Researchers test ways to better use radio-frequency tags to find radioactive and sensitive chemicals in storage
by Dalmeet Singh Chawla, special to C&EN
February 3, 2025

For chemists who track inventory of laboratory chemicals, radio-frequency identification (RFID) tags can reveal which chemicals are in a storage space much quicker than keeping track of inventory with traditional labels or using bar codes. And because RFID readers don’t require a line of sight to their target, the tags allow scientists to track dangerous chemicals from a distance without direct interaction.
You can simply point a reader in the direction of several RFID-tagged chemical containers and quickly know what’s present, says Raul Baez Lara Jr., a performance measurement specialist at Lawrence Livermore National Laboratory (LLNL).
But RFID tagging often isn’t compatible with metal chemical containers, which have limited RFID adoption because metal can interfere with a tag’s radio signal. This particularly affects labs like LLNL that work with hazardous radioactive materials, light-sensitive photographic chemicals, pressurized gases, and oily liquids, which are often kept in metal containers. In a new study, Lara’s team explores how best to place RFID tags onto these substances’ metal casings (ACS Chem. Health Saf. 2025, DOI: 10.1021/acs.chas.4c00104).

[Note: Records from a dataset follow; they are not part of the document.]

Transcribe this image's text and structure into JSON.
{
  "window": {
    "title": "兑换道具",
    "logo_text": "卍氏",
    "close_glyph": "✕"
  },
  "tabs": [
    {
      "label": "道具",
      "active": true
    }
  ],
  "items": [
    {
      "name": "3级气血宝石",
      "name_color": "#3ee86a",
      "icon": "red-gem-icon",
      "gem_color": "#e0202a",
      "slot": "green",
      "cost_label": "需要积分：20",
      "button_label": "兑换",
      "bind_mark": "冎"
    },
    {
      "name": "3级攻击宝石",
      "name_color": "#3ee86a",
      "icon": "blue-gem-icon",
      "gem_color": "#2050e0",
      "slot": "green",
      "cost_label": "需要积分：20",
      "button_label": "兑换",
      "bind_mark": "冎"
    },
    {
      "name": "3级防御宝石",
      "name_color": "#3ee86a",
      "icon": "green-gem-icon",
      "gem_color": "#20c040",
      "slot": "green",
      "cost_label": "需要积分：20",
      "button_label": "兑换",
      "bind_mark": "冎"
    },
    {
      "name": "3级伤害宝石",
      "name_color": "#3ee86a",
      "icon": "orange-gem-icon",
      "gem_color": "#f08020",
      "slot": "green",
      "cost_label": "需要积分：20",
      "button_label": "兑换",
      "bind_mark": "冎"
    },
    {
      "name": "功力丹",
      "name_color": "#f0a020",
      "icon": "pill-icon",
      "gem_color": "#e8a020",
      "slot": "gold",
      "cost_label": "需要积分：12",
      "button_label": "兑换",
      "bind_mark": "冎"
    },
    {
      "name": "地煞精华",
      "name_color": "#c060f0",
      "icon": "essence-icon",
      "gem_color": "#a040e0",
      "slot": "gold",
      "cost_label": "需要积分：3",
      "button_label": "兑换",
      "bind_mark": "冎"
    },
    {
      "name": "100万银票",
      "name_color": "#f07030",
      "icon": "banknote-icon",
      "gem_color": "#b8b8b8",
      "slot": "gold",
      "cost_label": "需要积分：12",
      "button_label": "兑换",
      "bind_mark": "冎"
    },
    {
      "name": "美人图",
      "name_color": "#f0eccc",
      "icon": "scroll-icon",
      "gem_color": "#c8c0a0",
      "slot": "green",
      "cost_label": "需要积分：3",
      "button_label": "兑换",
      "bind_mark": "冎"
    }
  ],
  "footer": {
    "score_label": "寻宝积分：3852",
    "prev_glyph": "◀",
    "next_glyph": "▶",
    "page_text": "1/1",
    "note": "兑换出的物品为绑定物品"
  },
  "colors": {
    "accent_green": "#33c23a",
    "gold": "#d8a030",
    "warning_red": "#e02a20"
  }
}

Lara’s team found that flag tags with RFID that stick out from a metal surface give signals that are more reliable and that can be read from farther away than those from tags stuck directly onto containers. Identifying items with RFID tags was 65% quicker than sight-reading labels and 52% faster than scanning bar codes. Also, bar codes fade with prolonged exposure to ultraviolet light, making them more difficult to read over time, a problem especially for containers stored outdoors.
The researchers went a step further by designing small 3D-printed mounts for the RFID tags that keep them slightly lifted from the metal surfaces. In the study, the authors found that one scenario using printed mounts resulted in a 235% increase in the reading distance.